En cambio, no podía soportar
el sufrimiento de los suyos, lo pasaba realmente mal. ¿Qué trataba de
transmitir mi madre con su preocupación por las dificultades que afectaban a su
familia? ¿Que éramos diferentes? ¿Especiales? ¿Que no nos podíamos salir del
esquema de éxitos y bienestar que ella
había previsto para nosotros? Contarle ciertas cosas podría ser demasiado
perturbador para ella. No podíamos hacerle eso. Tuvimos que aprender a
protegerla de algunos hechos. Otros los sufrió y los rezó con ahínco. En
cambio, nos encargábamos de acentuar cualquier éxito de sus hijas o de sus
nietos. Era normal llamarla para informarle de las buenas notas de nuestros
hijos, de los éxitos y los premios. De esta manera alimentábamos su intuición
de que estábamos hechos de otra pasta. Siempre pensé que en medio de la
fortaleza del carácter de mi madre, ésta era una veta de vulnerabilidad a tener
en cuenta, su talón de Aquiles. Probablemente eran restos que arrastraba de su
desamparo por quedarse sin madre de forma tan prematura, al final siempre salía
la huérfana de cuatro años que fue.
Y por otro lado, ¿por qué ella
no se quejaba jamás, ni nos pedía ayuda?
Su determinación por ser autónoma nos
dio alas, nos relevó del deber de preocuparnos por ella, pero a la vez nos acostumbró a no pensar en
ella como en alguien necesitada de nuestro apoyo, de nuestra atención. Eso no
era obligatorio, nunca lo exigió. Lo dejaba a nuestra voluntad. Sin quererlo
hizo que nuestro comportamiento fuera, algunas veces, algo desconsiderado.
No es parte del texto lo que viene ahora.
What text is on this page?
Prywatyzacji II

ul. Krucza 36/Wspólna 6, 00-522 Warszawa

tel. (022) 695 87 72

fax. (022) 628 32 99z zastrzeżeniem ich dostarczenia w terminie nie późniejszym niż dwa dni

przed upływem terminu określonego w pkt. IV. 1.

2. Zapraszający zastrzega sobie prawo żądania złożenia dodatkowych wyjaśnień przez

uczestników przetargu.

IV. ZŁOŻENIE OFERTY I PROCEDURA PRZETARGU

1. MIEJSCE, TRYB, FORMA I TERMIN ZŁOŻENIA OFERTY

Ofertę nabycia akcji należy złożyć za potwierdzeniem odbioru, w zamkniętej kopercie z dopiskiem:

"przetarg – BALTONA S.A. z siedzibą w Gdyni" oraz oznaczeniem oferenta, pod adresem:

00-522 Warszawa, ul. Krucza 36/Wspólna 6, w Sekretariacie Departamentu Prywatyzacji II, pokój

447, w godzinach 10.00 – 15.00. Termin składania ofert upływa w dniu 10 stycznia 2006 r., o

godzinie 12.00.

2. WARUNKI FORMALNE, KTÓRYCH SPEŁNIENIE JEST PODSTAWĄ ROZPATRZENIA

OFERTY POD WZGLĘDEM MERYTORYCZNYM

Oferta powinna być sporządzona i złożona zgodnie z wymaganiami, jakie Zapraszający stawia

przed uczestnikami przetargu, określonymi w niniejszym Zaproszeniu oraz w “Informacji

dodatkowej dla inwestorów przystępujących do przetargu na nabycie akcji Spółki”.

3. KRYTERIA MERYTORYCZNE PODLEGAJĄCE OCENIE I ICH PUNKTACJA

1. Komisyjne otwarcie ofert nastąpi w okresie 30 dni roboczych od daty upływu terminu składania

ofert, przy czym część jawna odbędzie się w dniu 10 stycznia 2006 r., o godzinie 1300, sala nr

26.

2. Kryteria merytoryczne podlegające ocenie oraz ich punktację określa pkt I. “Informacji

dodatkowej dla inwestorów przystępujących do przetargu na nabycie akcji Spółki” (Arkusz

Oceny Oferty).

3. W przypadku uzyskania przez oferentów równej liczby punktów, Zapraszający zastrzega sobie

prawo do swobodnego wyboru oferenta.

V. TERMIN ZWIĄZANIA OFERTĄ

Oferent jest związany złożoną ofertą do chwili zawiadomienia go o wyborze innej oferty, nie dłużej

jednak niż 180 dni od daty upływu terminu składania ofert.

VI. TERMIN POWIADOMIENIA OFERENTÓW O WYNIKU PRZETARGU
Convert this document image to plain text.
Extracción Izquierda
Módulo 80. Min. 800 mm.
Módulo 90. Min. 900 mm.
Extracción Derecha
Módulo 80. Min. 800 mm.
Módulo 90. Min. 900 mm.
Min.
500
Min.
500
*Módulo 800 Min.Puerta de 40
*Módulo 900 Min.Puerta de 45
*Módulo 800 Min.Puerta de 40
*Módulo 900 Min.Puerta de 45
Éramos capaces de volver a casa, siendo ya unas madres de familia hechas y
derechas, con la misma actitud de cuando nos fuimos de allí con dieciocho años.
Íbamos a que nos cuidará mamá, sin darnos cuenta de que los años habían pasado,
sin percatarnos de que quizás fuera ella quien necesitara ser cuidada. Ahora, a sus 85 años, había llegado el momento.